2017-12-20

Close Horizons of the Winter City


One crucial trick to living in Minnesota is appreciating winter.

For many, long months of colder weather, ice and snow, shut windows and thick jackets, offer nothing. We wallow in a mentality where winter strips our theoretical freedom to be Californian, to drive with open windows or bask in the sun. We freely wield the moralistic assumption that warmth is good and cold is bad, that melting snow should be greeted with sighs of relief, that winter is a thing to overcome or ignore or engineer out of existence with tanning beds or heated garages or skyways or flights to Florida.

It's all too easy to fall into these canyons of climactic resentment, as the small talk builds up and weather reports plot daily escape. It's far harder to appreciate winter, to see seasons not as limits but opportunity.

This winter I've found myself marveling anew at its expanse and openness. I love the way that leafless trees expose the surrounding city, and seem to draw it closer like a hug. This year, I'm embracing the sight lines of the winter.

It helps that I live near a bluff, just south of downtown Saint Paul, and just downstream of where the Minnesota and Mississippi rivers come together. Here the valley opens up and expands into a wide bend.

In the summertime, the views of the valley seem suffocated, as the trees and sumac and various vines explode to swallow up the landscape. In summer, it seems as if the ground beneath the streets is alive and trying to buckle. The edges of the valley around seem distant and unclear, far removed from the rich world unfurling around me.

In the winter, it's the opposite. The valley telescopes in strange new ways. The leaves disappear. Trees quiet. Horizons appear closer.
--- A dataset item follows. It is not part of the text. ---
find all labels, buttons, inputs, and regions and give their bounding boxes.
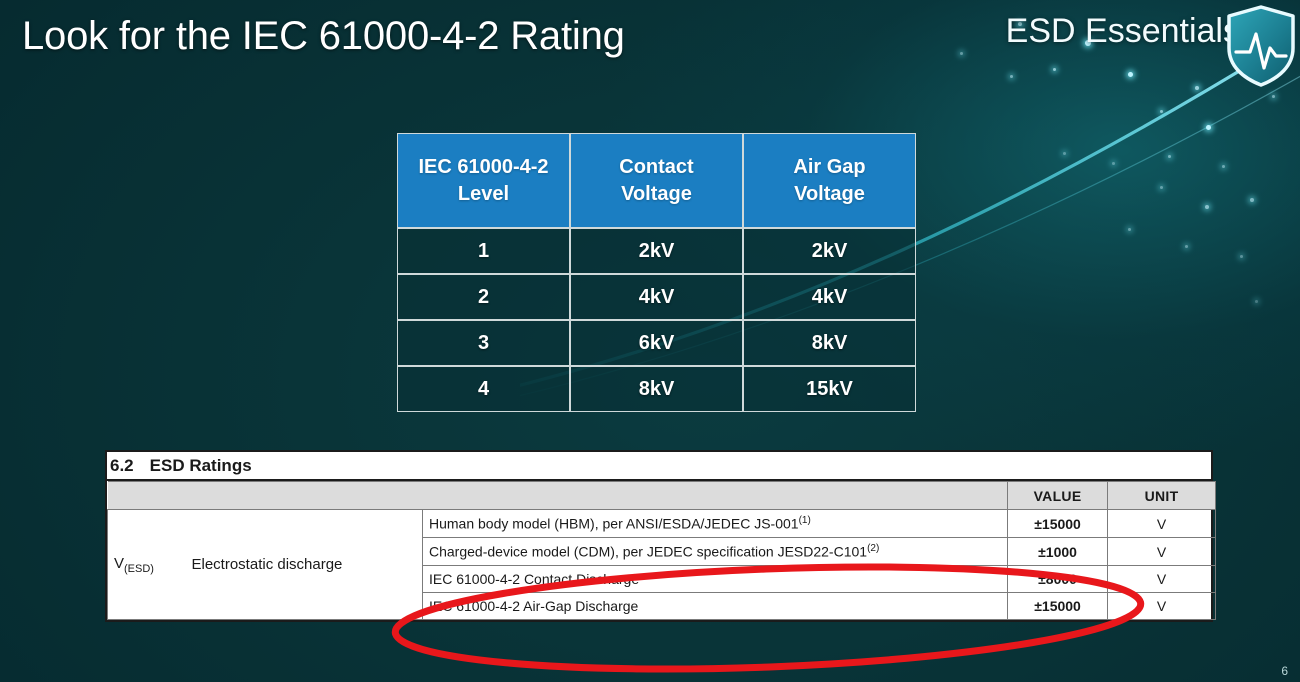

From my back porch in winter, I see the crisp ridge of Saint Paul's East Side over the rooftops. It appears as perfect as an origami fold edging the city. There is Mounds Park, the pulsing lights of the airport tower, the purple glow of the Metro State building (a former hospital), the red cross of the old Lutheran church on the edge of Swede Hollow, and there is the row of yellow streetlights cresting the bluff top. It's all plain as day during long winter nights. These places seem closer in the cold, offering new arrangements. Looking at the silent horizon, I feel I could reach out and brush the bluffs with a bit of snow, like Bob Ross adding a highlight.

Walking in winter, the bluffs newly manifest. Rocks arrive. Foundations expose themselves. The limestone cliffs, normally hidden beneath a thick quilt of green, are now frosted with thin white snow.

The bluffs are thick, ancient, and impassable, the basis of the city below your feet, and walking down Wasbasha, in wintertime I can look up and see the house that sits on the end of Delos Street, its windows poking up aglow. It levitates over the streets below like a magic carpet.

Driving along Highway 13, that narrow road that curves over the river below, the West 7th neighborhoods stretch out. The lights of the buildings and streets read like a braille sequence, and the Schmidt Brewery sign sits atop the story like cake decor. The edges of city are visible in new ways, and everything from the downtown Minneapolis skyline, poking above Highland, to the alabaster Capitol dome is right there for your eyes to encompass.

This is to say that Saint Paul shrinks in winter, its geography contracting like an iris. Sweep the horizon with your glance. Notice the fresh connections. Winter offers such subtle surprises, cold vistas to appreciate, and even the dark embraces.